Mainzeal workers have been locked out of construction sites around the country, including the leaky Hobson Gardens apartment building in central Auckland, which was being reclad at a cost earlier estimated at $15 million.
Grey said Hobson Gardens was a settled claim, and the council had insurance to cover any further costs.
"We don't what the owners might choose to do because Mainzeal have not quite finished the repair. We are not expecting that the council itself... would be looking at paying more."
Council spokesman Glyn Walters said it met Mainzeal receivers Pricewaterhouse Coopers this morning, and PwC would advise it next week on how to proceed with two council construction projects Mainzeal was working on. They are an upgrade of Shed 10 on Queens Wharf, and a new library on Waiheke Island.
Walters said Mainzeal had largely completed a new giraffe enclosure at Auckland Zoo.
The council's exposure to the collapse of Mainzeal - through the leaky home claim and its own building projects - was "really quite small", he said.
"We're a very large organisation with a very large bottom line and this is a relatively small issue for us."
Mainzeal's former independent directors say they were well aware of the company's financial position.
The three - Dame Jenny Shipley, former Brierley chief executive Paul Collins and Clive Tilby - released a statement saying that a statement on TVNZ's ONE News last night that the three independent directors did not know until the end of last year that Mainzeal needed capital is incorrect.
''We were well aware of the company's financial position at all times.''
They said the company had a three year business plan and banking arrangements to continue and equity support from the shareholder up until late January which would have seen the company return to profitability.
But at the end of January assurances the independent directors and the bank relied on changed.
''All directors, including the independent directors and the director and shareholder Richard Yan and the management, worked hard on the particular business challenges we faced through the middle and latter part of 2012 and with the support of our bankers had arrangements in place and equity support from our shareholder up until late January of this year.
''Furthermore we had a three year business plan, banking arrangements in place, negotiations were going on with the shareholder and commitments were being made by the shareholder regarding future support for the company which would see it return to a cash flow positive position and profitability in 2013.''
''Unexpectedly at the end of January this year the written undertakings and assurances that the company, the independent directors, and the bank had relied on, changed.
''This led to the bank withdrawing support and despite exhaustive efforts by many people, a binding commercial solution was not able to be achieved. At that point the independent directors felt they had no choice but to resign.
''Mr Yan put the company into receivership citing difficult trading conditions and the withdrawal of shareholder support from Richina Pacific as the explanation.''
"The independent directors remain deeply saddened that this has occurred and will assist in anyway required in the official process now underway.''
The independent directors have not given financial details on how big a capital injection was needed.

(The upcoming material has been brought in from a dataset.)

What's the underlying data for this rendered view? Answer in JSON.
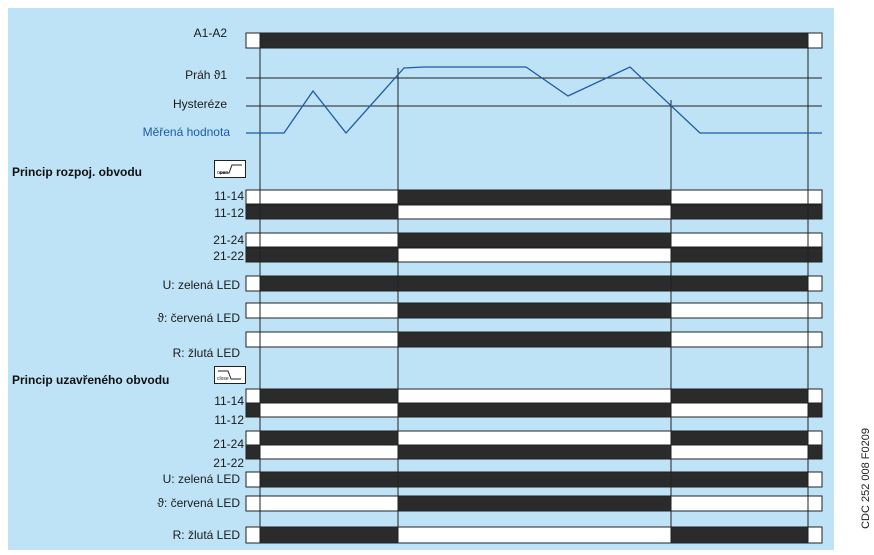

Industry sources suggest the company faced more than $30 million of leaky building claims, a disputed contract and had suffered from millions of dollars of unplanned extra costs at the Vector Arena.
The Canterbury District Health Board is the latest organisation to reveal an impact from Mainzeal's collapse. The board has development projects with Mainzeal and is seeking legal advice on its position.
"The CDHB is seeking legal advice in relation to the Mainzeal announcement and how it might affect a number of the redevelopment contracts the company has with the board,'' CDHB chief executive David Meates said.
''We hope to have a better understanding of the situation and what will happen to those CDHB projects currently being managed by Mainzeal before the end of the month."
Mainzeal's website states work in progress with the CDHB included boiler house seismic strengthening, Hillmorton Hospital earthquake repairs and extension and refurbishment of an inpatient unit.